Is this summary of errors correct in this case?

  • He took a bottle that was permanently marked as oxygen and put air into it. (Although we have not heard that anyone has been able to locate this actual tank).
  • Even though he completely “over-rode” the MOD stickers and permanent markings on a tank by filling with air… he did NOT put even a little piece of tape on this tank stating that it was filled with air.
  • When loading his truck for his trip to Florida, he made a major error.. he loaded an oxygen bottle that he was sure contained air.
  • When he filled a second tank with oxygen, it was labeled as oxygen by permanent markings and he did NOT put a piece of tape on it with the date and the actual contents of the tank (even though it was not that unusual for him to override the permanent markings on the tank).
  • Thus it appears that he did not follow protocol for labeling of at least two tanks.


  • When he hooked up his tank and regulator he noted that there was no tape on the tank which listed the ACTUAL contents of the tank. He dove with this tank anyway.
  • He failed to analyze his tank immediately before diving (something that I also do not do).
  • When his dive buddies noted that he seemed to be carrying an inappropriate tank (oxygen) and that there was no tape labeling the actual tank contents which should have indicated that the permanent markings were wrong and the actual contents were air, he failed to double check the tank, relying completely upon memory of what tanks he loaded into his truck before he left on a long trip.



Is this correct?
 
"and not something dark and more obscure" says the brother that likely knows Carlos best. Am I missing something here, or perhaps not.
 
Someone please give this man a stool. Pontificating should be a disease, especially when wrapped with language like hell, Jesus, preaching. Please.

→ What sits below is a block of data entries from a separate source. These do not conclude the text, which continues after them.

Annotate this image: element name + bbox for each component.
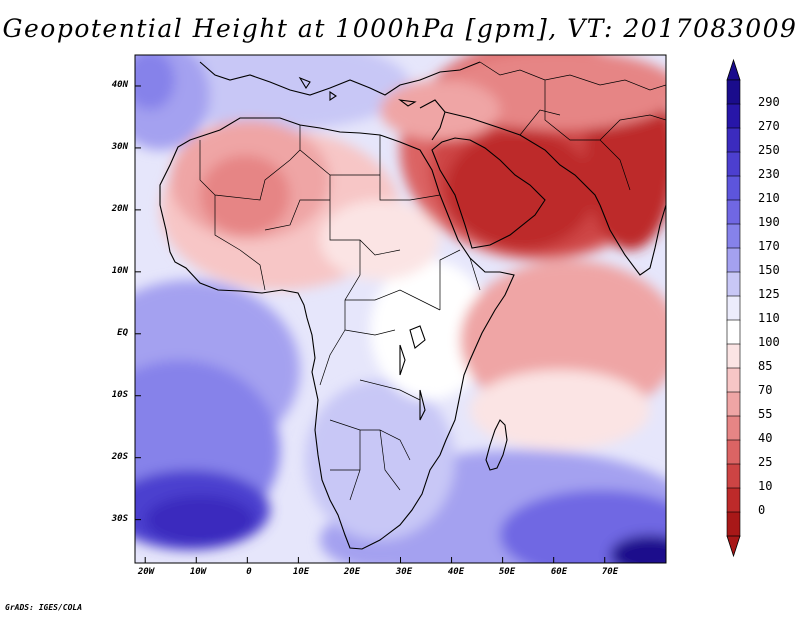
colorbar-label: 0: [758, 503, 766, 517]
colorbar-label: 210: [758, 191, 780, 205]
lat-label: 40N: [111, 80, 128, 90]
lat-label: 30S: [111, 514, 128, 524]
colorbar-top-arrow: [726, 58, 741, 81]
colorbar-label: 190: [758, 215, 780, 229]
lon-label: 10E: [292, 567, 310, 577]
colorbar-label: 150: [758, 263, 780, 277]
map-title: Geopotential Height at 1000hPa [gpm], VT…: [2, 14, 798, 43]
lat-label: EQ: [117, 328, 128, 338]
colorbar-label: 170: [758, 239, 780, 253]
coastlines: [159, 61, 666, 550]
lat-label: 30N: [111, 142, 128, 152]
colorbar-segment: [726, 367, 741, 393]
credit-text: GrADS: IGES/COLA: [5, 603, 83, 612]
region-sahara-thermal-low: [200, 155, 290, 235]
colorbar-segment: [726, 391, 741, 417]
colorbar-label: 70: [758, 383, 773, 397]
lon-label: 10W: [189, 567, 207, 577]
colorbar-label: 270: [758, 119, 780, 133]
colorbar-bottom-arrow: [726, 535, 741, 558]
madagascar-coastline: [485, 419, 508, 471]
lon-label: 70E: [601, 567, 619, 577]
colorbar-label: 125: [758, 287, 780, 301]
lon-label: 60E: [550, 567, 568, 577]
colorbar-label: 85: [758, 359, 773, 373]
colorbar-label: 25: [758, 455, 773, 469]
lon-label: 0: [246, 567, 252, 577]
country-borders: [199, 61, 666, 501]
colorbar-segment: [726, 295, 741, 321]
axis-ticks: [135, 85, 606, 563]
colorbar-segment: [726, 487, 741, 513]
region-mediterranean: [150, 55, 410, 130]
colorbar-segment: [726, 415, 741, 441]
colorbar-segment: [726, 175, 741, 201]
lat-label: 10S: [111, 390, 128, 400]
colorbar-segment: [726, 439, 741, 465]
colorbar: [726, 58, 741, 558]
colorbar-label: 10: [758, 479, 773, 493]
colorbar-segment: [726, 127, 741, 153]
colorbar-segment: [726, 319, 741, 345]
colorbar-label: 55: [758, 407, 773, 421]
colorbar-segment: [726, 247, 741, 273]
mediterranean-islands: [298, 76, 417, 107]
colorbar-segment: [726, 343, 741, 369]
lat-label: 10N: [111, 266, 128, 276]
middle-east-coast: [419, 99, 601, 206]
colorbar-segment: [726, 151, 741, 177]
colorbar-label: 230: [758, 167, 780, 181]
great-lakes: [399, 325, 426, 421]
arabian-peninsula-coastline: [431, 137, 546, 249]
colorbar-segment: [726, 511, 741, 537]
colorbar-segment: [726, 223, 741, 249]
lon-label: 30E: [395, 567, 413, 577]
lat-label: 20S: [111, 452, 128, 462]
field-shading: [135, 55, 666, 563]
colorbar-label: 40: [758, 431, 773, 445]
colorbar-label: 290: [758, 95, 780, 109]
colorbar-segment: [726, 271, 741, 297]
lon-label: 50E: [498, 567, 516, 577]
africa-coastline: [159, 117, 515, 550]
colorbar-segment: [726, 79, 741, 105]
colorbar-segment: [726, 103, 741, 129]
colorbar-label: 110: [758, 311, 780, 325]
lon-label: 20W: [137, 567, 155, 577]
lon-label: 20E: [343, 567, 361, 577]
colorbar-label: 100: [758, 335, 780, 349]
region-arabia-india-monsoon-low: [445, 130, 595, 250]
lat-label: 20N: [111, 204, 128, 214]
europe-coastline: [199, 61, 481, 96]
colorbar-segment: [726, 199, 741, 225]
india-coastline: [599, 204, 666, 276]
colorbar-segment: [726, 463, 741, 489]
lon-label: 40E: [447, 567, 465, 577]
region-southeast-corner-low: [610, 535, 666, 563]
colorbar-label: 250: [758, 143, 780, 157]
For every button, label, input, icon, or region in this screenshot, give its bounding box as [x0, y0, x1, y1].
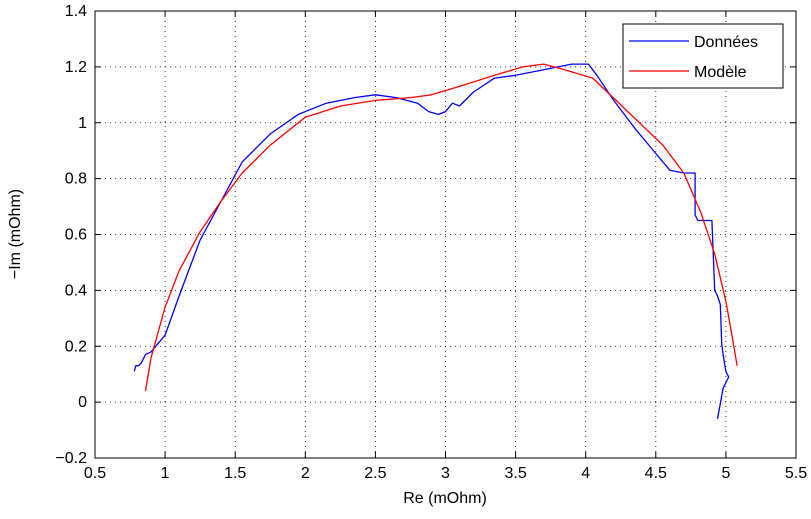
x-tick-label: 0.5 — [84, 465, 106, 482]
x-tick-label: 1.5 — [224, 465, 246, 482]
x-tick-label: 3 — [441, 465, 450, 482]
x-tick-label: 2.5 — [364, 465, 386, 482]
x-axis-label: Re (mOhm) — [403, 490, 487, 507]
legend-label-modele: Modèle — [694, 64, 747, 81]
x-tick-label: 4.5 — [645, 465, 667, 482]
series-line-donnees — [133, 63, 730, 420]
y-tick-label: 0.8 — [65, 171, 87, 188]
x-tick-label: 2 — [301, 465, 310, 482]
grid — [95, 11, 796, 458]
y-tick-label: −0.2 — [55, 450, 87, 467]
ticks — [94, 10, 797, 459]
series-group — [133, 63, 738, 420]
y-axis-label: −Im (mOhm) — [7, 189, 24, 279]
y-tick-label: 0.2 — [65, 338, 87, 355]
x-tick-label: 5.5 — [785, 465, 807, 482]
legend-label-donnees: Données — [694, 34, 758, 51]
legend: Données Modèle — [622, 23, 784, 89]
y-tick-label: 0.6 — [65, 227, 87, 244]
tick-labels: 0.5 1 1.5 2 2.5 3 3.5 4 4.5 5 5.5 −0.2 0 0.2 0.4 0.6 0.8… — [55, 3, 807, 482]
x-tick-label: 4 — [581, 465, 590, 482]
x-tick-label: 5 — [721, 465, 730, 482]
y-tick-label: 1 — [78, 115, 87, 132]
y-tick-label: 0 — [78, 394, 87, 411]
x-tick-label: 3.5 — [504, 465, 526, 482]
y-tick-label: 1.4 — [65, 3, 87, 20]
legend-box — [622, 23, 784, 89]
x-tick-label: 1 — [161, 465, 170, 482]
y-tick-label: 1.2 — [65, 59, 87, 76]
series-line-modele — [144, 63, 738, 392]
y-tick-label: 0.4 — [65, 282, 87, 299]
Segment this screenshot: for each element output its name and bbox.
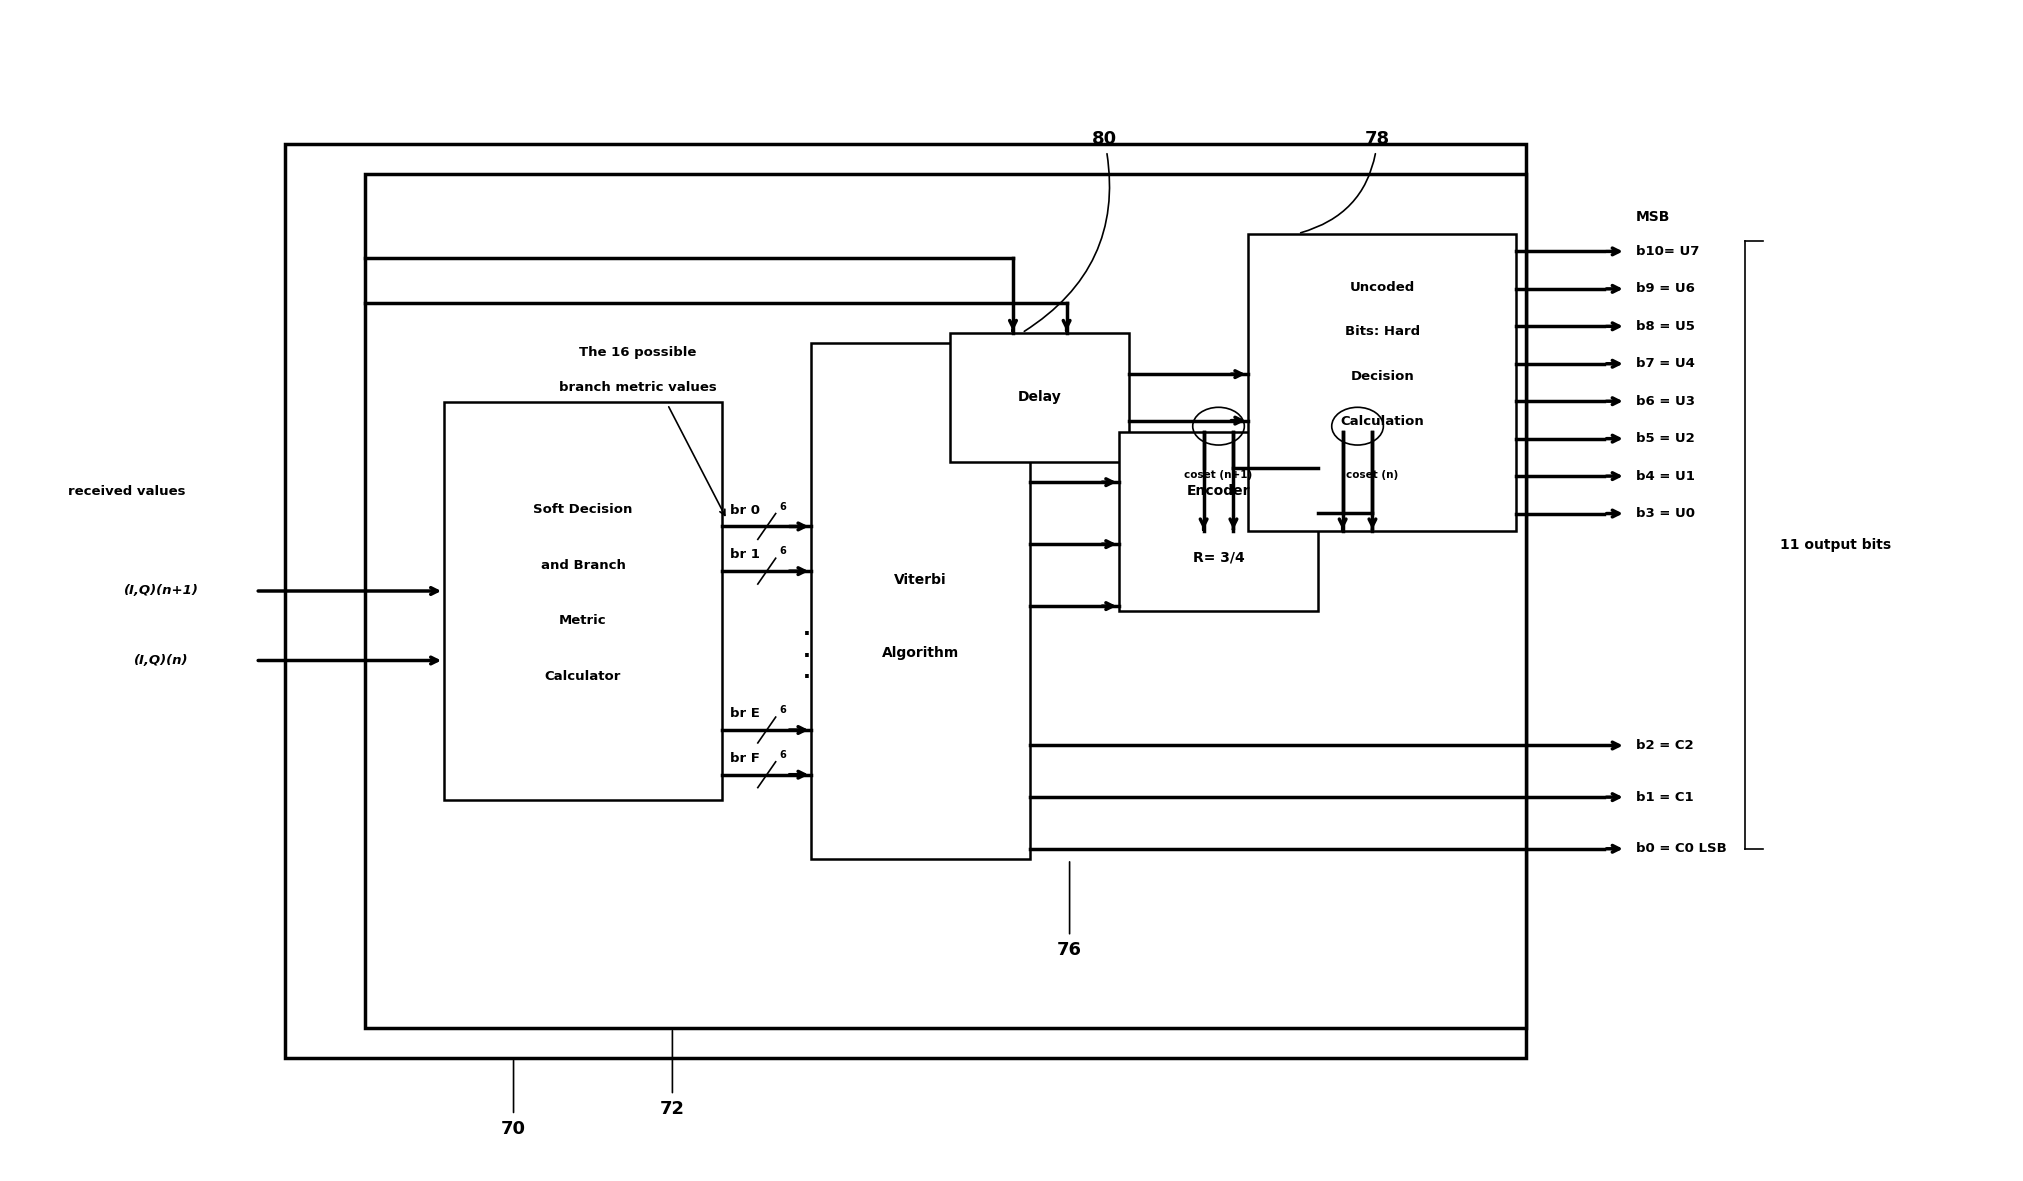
Text: Calculation: Calculation — [1341, 415, 1424, 428]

I love it how all the experts are coming out of the woodwork, without knowing the facts, some comments in this thread are highly speculatory, in fact, what credibility do the so called experts present if they (each of you - you know who you are) are willing to engage in a high degree of speculation, I have to ask! My brother wouldn't make a stupid mistake like that, and having said that, even then he was human, humans make mistakes, presumably diving procedures are supposed to account for human error. IF this is in fact what happened, a momentary lapse on the part of my brother, and not something darker and more obscure, then this might have been a multiple technical and procedural failure... The official facts have not been presented. Please stop engaging in high speculation until the facts are known. If the users of this thread wish to discuss what-ifs please do so in the abstract and leave my brother's name out of it out of respect for who is was and what he has done for the sport.

May your memory never fail you. Because your procedures and fail-safe checkpoints sure can. Complacency was not the root cause here. That is not Carlos. Peace out.
PM sent
 
How many of you have failed to analyze a tank that you thought had air?

Does this question point to an inherent fault in our training process from day one of Open Water training?